SEC and SolarWinds Reach Settlement: A Turning Point in Cybersecurity Enforcement

In a significant development that could reshape how cybersecurity incidents are handled in corporate America, the U.S. Securities and Exchange Commission (SEC) has reached a preliminary settlement with SolarWinds Corp and its Chief Information Security Officer Timothy Brown, ending a landmark lawsuit that has captivated the tech and legal communities since 2023.

The End of a Legal Saga

On July 2, 2025, both parties filed a joint motion to stay court proceedings while they finalize the settlement paperwork. This agreement comes after U.S. District Judge Paul Engelmayer had dismissed much of the regulator’s case last year, saying that the claims were based on “hindsight and speculation.”

The case centered around the devastating Sunburst cyberattack, a sophisticated Russia-linked operation that compromised SolarWinds’ Orion platform and subsequently infiltrated numerous U.S. government agencies and private organizations. The attack, which spanned nearly two years before its discovery in 2020, represents one of the most significant supply chain attacks in history.

What Made This Case Groundbreaking

The SEC’s lawsuit against SolarWinds broke new ground in several ways:

1. First of Its Kind: This appears to be the first time the SEC has sued a company that has been victim of a cyberattack, rather than charging and simultaneously settling.

2. Individual Accountability: The decision to bring charges against the company’s CISO personally sent shockwaves through the cybersecurity industry, raising questions about personal liability for security executives.

3. Expanding SEC Authority: The case represented an ambitious attempt by the SEC to expand its enforcement authority in cybersecurity matters, particularly through internal accounting controls provisions.

The Court’s Pivotal Ruling

Judge Engelmayer’s July 2024 decision dealt a significant blow to the SEC’s approach. According to a detailed analysis by Holland & Knight, the court rejected the SEC’s efforts to expand the Securities Exchange Act’s “internal accounting controls” provision to encompass an issuer’s cybersecurity controls.
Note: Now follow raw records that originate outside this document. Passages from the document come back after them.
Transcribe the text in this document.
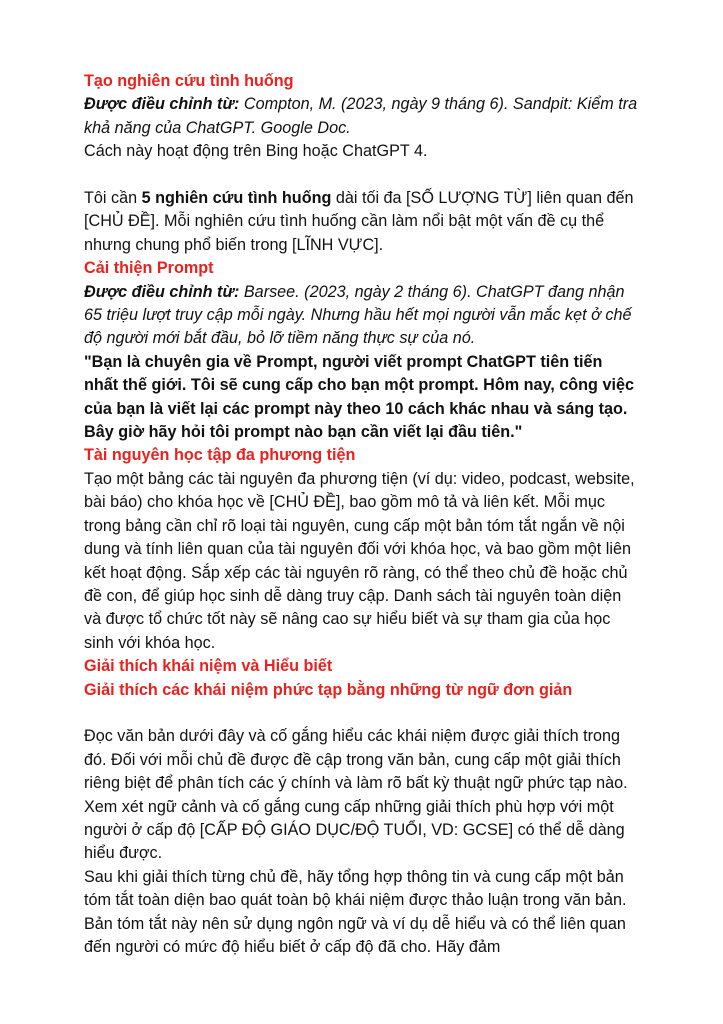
Tạo nghiên cứu tình huống

Được điều chỉnh từ: Compton, M. (2023, ngày 9 tháng 6). Sandpit: Kiểm tra khả năng của ChatGPT. Google Doc.

Cách này hoạt động trên Bing hoặc ChatGPT 4.

Tôi cần 5 nghiên cứu tình huống dài tối đa [SỐ LƯỢNG TỪ] liên quan đến [CHỦ ĐỀ]. Mỗi nghiên cứu tình huống cần làm nổi bật một vấn đề cụ thể nhưng chung phổ biến trong [LĨNH VỰC].

Cải thiện Prompt

Được điều chỉnh từ: Barsee. (2023, ngày 2 tháng 6). ChatGPT đang nhận 65 triệu lượt truy cập mỗi ngày. Nhưng hầu hết mọi người vẫn mắc kẹt ở chế độ người mới bắt đầu, bỏ lỡ tiềm năng thực sự của nó.

"Bạn là chuyên gia về Prompt, người viết prompt ChatGPT tiên tiến nhất thế giới. Tôi sẽ cung cấp cho bạn một prompt. Hôm nay, công việc của bạn là viết lại các prompt này theo 10 cách khác nhau và sáng tạo. Bây giờ hãy hỏi tôi prompt nào bạn cần viết lại đầu tiên."

Tài nguyên học tập đa phương tiện

Tạo một bảng các tài nguyên đa phương tiện (ví dụ: video, podcast, website, bài báo) cho khóa học về [CHỦ ĐỀ], bao gồm mô tả và liên kết. Mỗi mục trong bảng cần chỉ rõ loại tài nguyên, cung cấp một bản tóm tắt ngắn về nội dung và tính liên quan của tài nguyên đối với khóa học, và bao gồm một liên kết hoạt động. Sắp xếp các tài nguyên rõ ràng, có thể theo chủ đề hoặc chủ đề con, để giúp học sinh dễ dàng truy cập. Danh sách tài nguyên toàn diện và được tổ chức tốt này sẽ nâng cao sự hiểu biết và sự tham gia của học sinh với khóa học.

Giải thích khái niệm và Hiểu biết

Giải thích các khái niệm phức tạp bằng những từ ngữ đơn giản

Đọc văn bản dưới đây và cố gắng hiểu các khái niệm được giải thích trong đó. Đối với mỗi chủ đề được đề cập trong văn bản, cung cấp một giải thích riêng biệt để phân tích các ý chính và làm rõ bất kỳ thuật ngữ phức tạp nào. Xem xét ngữ cảnh và cố gắng cung cấp những giải thích phù hợp với một người ở cấp độ [CẤP ĐỘ GIÁO DỤC/ĐỘ TUỔI, VD: GCSE] có thể dễ dàng hiểu được.

Sau khi giải thích từng chủ đề, hãy tổng hợp thông tin và cung cấp một bản tóm tắt toàn diện bao quát toàn bộ khái niệm được thảo luận trong văn bản. Bản tóm tắt này nên sử dụng ngôn ngữ và ví dụ dễ hiểu và có thể liên quan đến người có mức độ hiểu biết ở cấp độ đã cho. Hãy đảm
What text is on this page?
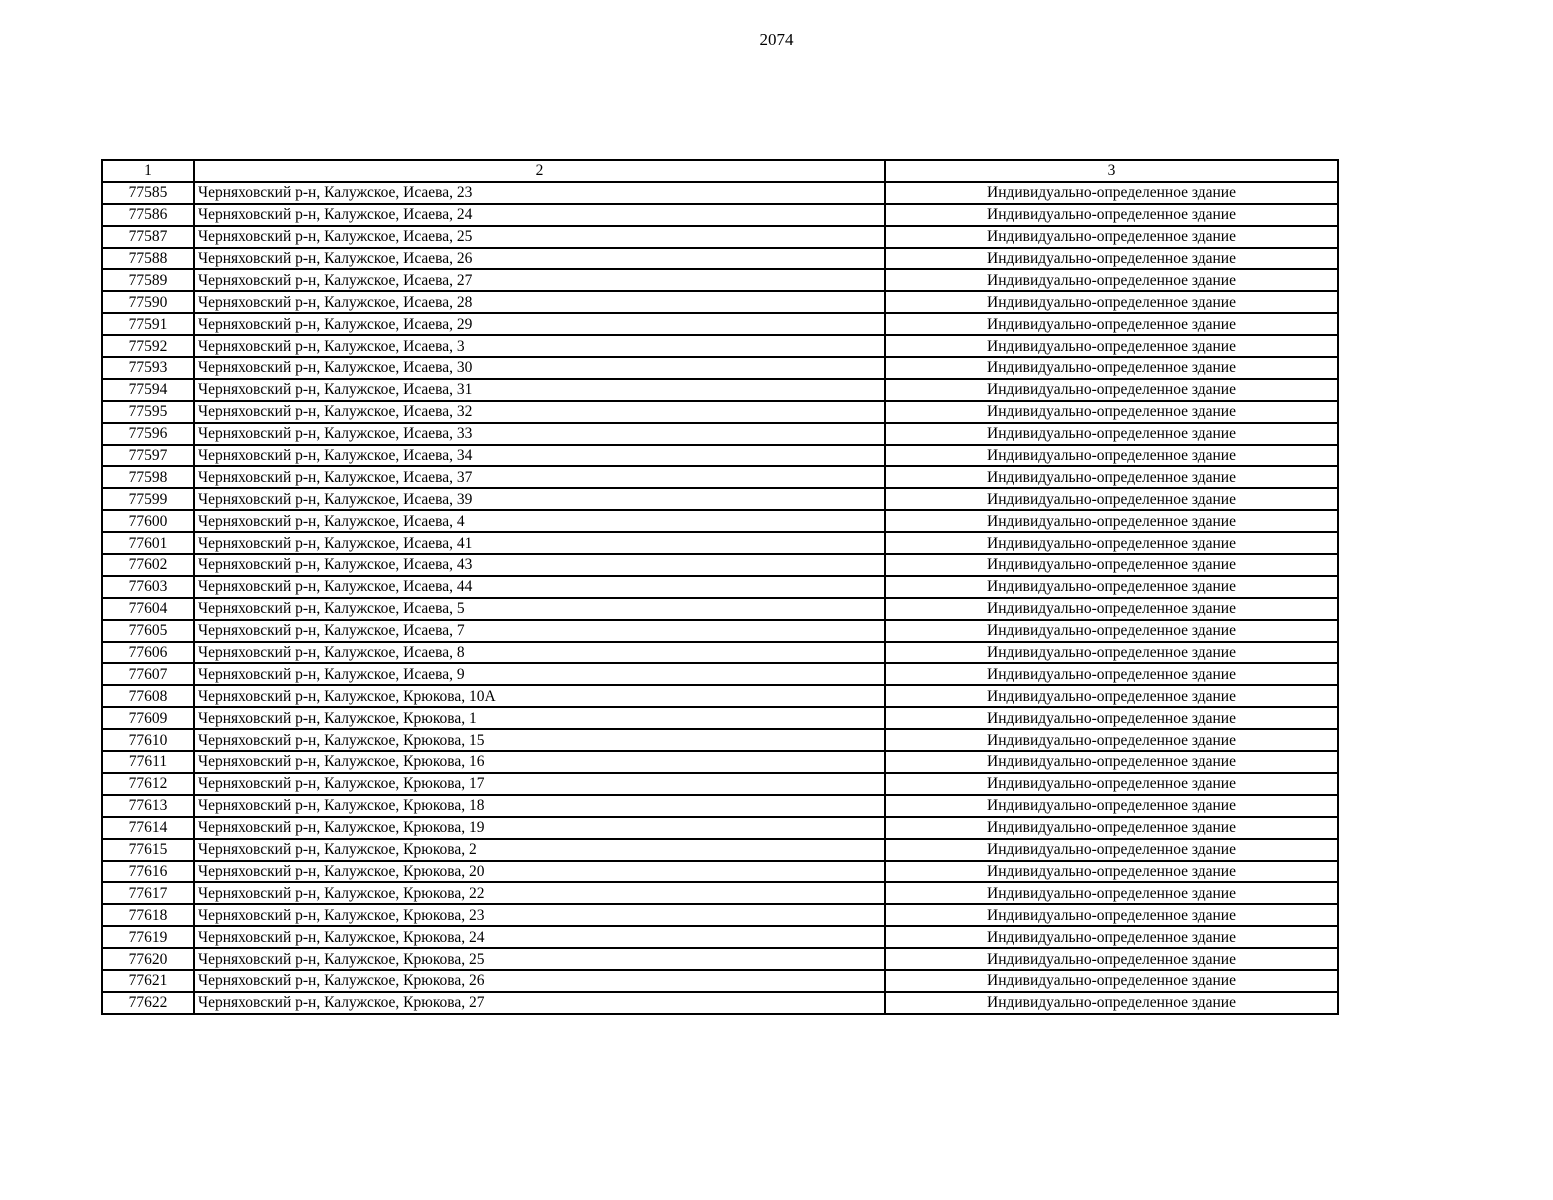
2074
1	2	3
77585	Черняховский р-н, Калужское, Исаева, 23	Индивидуально-определенное здание
77586	Черняховский р-н, Калужское, Исаева, 24	Индивидуально-определенное здание
77587	Черняховский р-н, Калужское, Исаева, 25	Индивидуально-определенное здание
77588	Черняховский р-н, Калужское, Исаева, 26	Индивидуально-определенное здание
77589	Черняховский р-н, Калужское, Исаева, 27	Индивидуально-определенное здание
77590	Черняховский р-н, Калужское, Исаева, 28	Индивидуально-определенное здание
77591	Черняховский р-н, Калужское, Исаева, 29	Индивидуально-определенное здание
77592	Черняховский р-н, Калужское, Исаева, 3	Индивидуально-определенное здание
77593	Черняховский р-н, Калужское, Исаева, 30	Индивидуально-определенное здание
77594	Черняховский р-н, Калужское, Исаева, 31	Индивидуально-определенное здание
77595	Черняховский р-н, Калужское, Исаева, 32	Индивидуально-определенное здание
77596	Черняховский р-н, Калужское, Исаева, 33	Индивидуально-определенное здание
77597	Черняховский р-н, Калужское, Исаева, 34	Индивидуально-определенное здание
77598	Черняховский р-н, Калужское, Исаева, 37	Индивидуально-определенное здание
77599	Черняховский р-н, Калужское, Исаева, 39	Индивидуально-определенное здание
77600	Черняховский р-н, Калужское, Исаева, 4	Индивидуально-определенное здание
77601	Черняховский р-н, Калужское, Исаева, 41	Индивидуально-определенное здание
77602	Черняховский р-н, Калужское, Исаева, 43	Индивидуально-определенное здание
77603	Черняховский р-н, Калужское, Исаева, 44	Индивидуально-определенное здание
77604	Черняховский р-н, Калужское, Исаева, 5	Индивидуально-определенное здание
77605	Черняховский р-н, Калужское, Исаева, 7	Индивидуально-определенное здание
77606	Черняховский р-н, Калужское, Исаева, 8	Индивидуально-определенное здание
77607	Черняховский р-н, Калужское, Исаева, 9	Индивидуально-определенное здание
77608	Черняховский р-н, Калужское, Крюкова, 10А	Индивидуально-определенное здание
77609	Черняховский р-н, Калужское, Крюкова, 1	Индивидуально-определенное здание
77610	Черняховский р-н, Калужское, Крюкова, 15	Индивидуально-определенное здание
77611	Черняховский р-н, Калужское, Крюкова, 16	Индивидуально-определенное здание
77612	Черняховский р-н, Калужское, Крюкова, 17	Индивидуально-определенное здание
77613	Черняховский р-н, Калужское, Крюкова, 18	Индивидуально-определенное здание
77614	Черняховский р-н, Калужское, Крюкова, 19	Индивидуально-определенное здание
77615	Черняховский р-н, Калужское, Крюкова, 2	Индивидуально-определенное здание
77616	Черняховский р-н, Калужское, Крюкова, 20	Индивидуально-определенное здание
77617	Черняховский р-н, Калужское, Крюкова, 22	Индивидуально-определенное здание
77618	Черняховский р-н, Калужское, Крюкова, 23	Индивидуально-определенное здание
77619	Черняховский р-н, Калужское, Крюкова, 24	Индивидуально-определенное здание
77620	Черняховский р-н, Калужское, Крюкова, 25	Индивидуально-определенное здание
77621	Черняховский р-н, Калужское, Крюкова, 26	Индивидуально-определенное здание
77622	Черняховский р-н, Калужское, Крюкова, 27	Индивидуально-определенное здание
The ruling established important precedents:

Limiting SEC Overreach: The court found that innocent errors are “an inadequate basis” on which to plead deficient disclosure controls

Protecting Against Hindsight Bias: The dismissal of material misrepresentation claims that relied on speculation

Clarifying Disclosure Requirements: The decision provided clearer boundaries for what constitutes adequate cybersecurity risk disclosure

Industry Implications Moving Forward

This settlement marks a crucial moment for corporate cybersecurity practices and disclosure requirements. Here’s what it means for businesses:

For CISOs and Security Leaders:
The case initially created anxiety about personal liability, but the court’s ruling and subsequent settlement suggest a more balanced approach to accountability. Security leaders can focus on implementing robust controls without fear of excessive personal exposure.

For Public Companies:
The outcome provides clearer guidance on cybersecurity disclosure obligations. Companies must be transparent about material risks but aren’t required to predict every possible breach scenario.

For Investors:
The case highlights the importance of understanding cybersecurity risks in investment decisions while recognizing the limitations of what companies can reasonably disclose without compromising security.

Looking Ahead: A New Era of Cyber Governance

While the specific terms of the settlement remain undisclosed, a SolarWinds spokesperson said the company is “pleased with the potential resolution and happy to focus on driving our business forward without distraction.” The parties are expected to file final settlement paperwork by September 12, 2025.

This case has already influenced how companies approach cybersecurity governance and disclosure. The SEC’s new Cybersecurity Risk Management rules, which took effect after the alleged conduct in this case, reflect lessons learned from this litigation.

Key Takeaways

As we await the final settlement details, several important lessons emerge:

Balance is Key: Regulators and courts are finding a middle ground between holding companies accountable and avoiding unreasonable standards

Transparency Matters: Companies must be honest about their cybersecurity posture without creating roadmaps for attackers

Collaboration Over Confrontation: The settlement suggests both sides recognize the value of cooperation in improving cybersecurity practices

The SolarWinds case will be remembered as a watershed moment that helped define the boundaries of cybersecurity accountability in the modern era. As cyber threats continue to evolve, this settlement provides a foundation for more constructive dialogue between regulators, companies, and security professionals.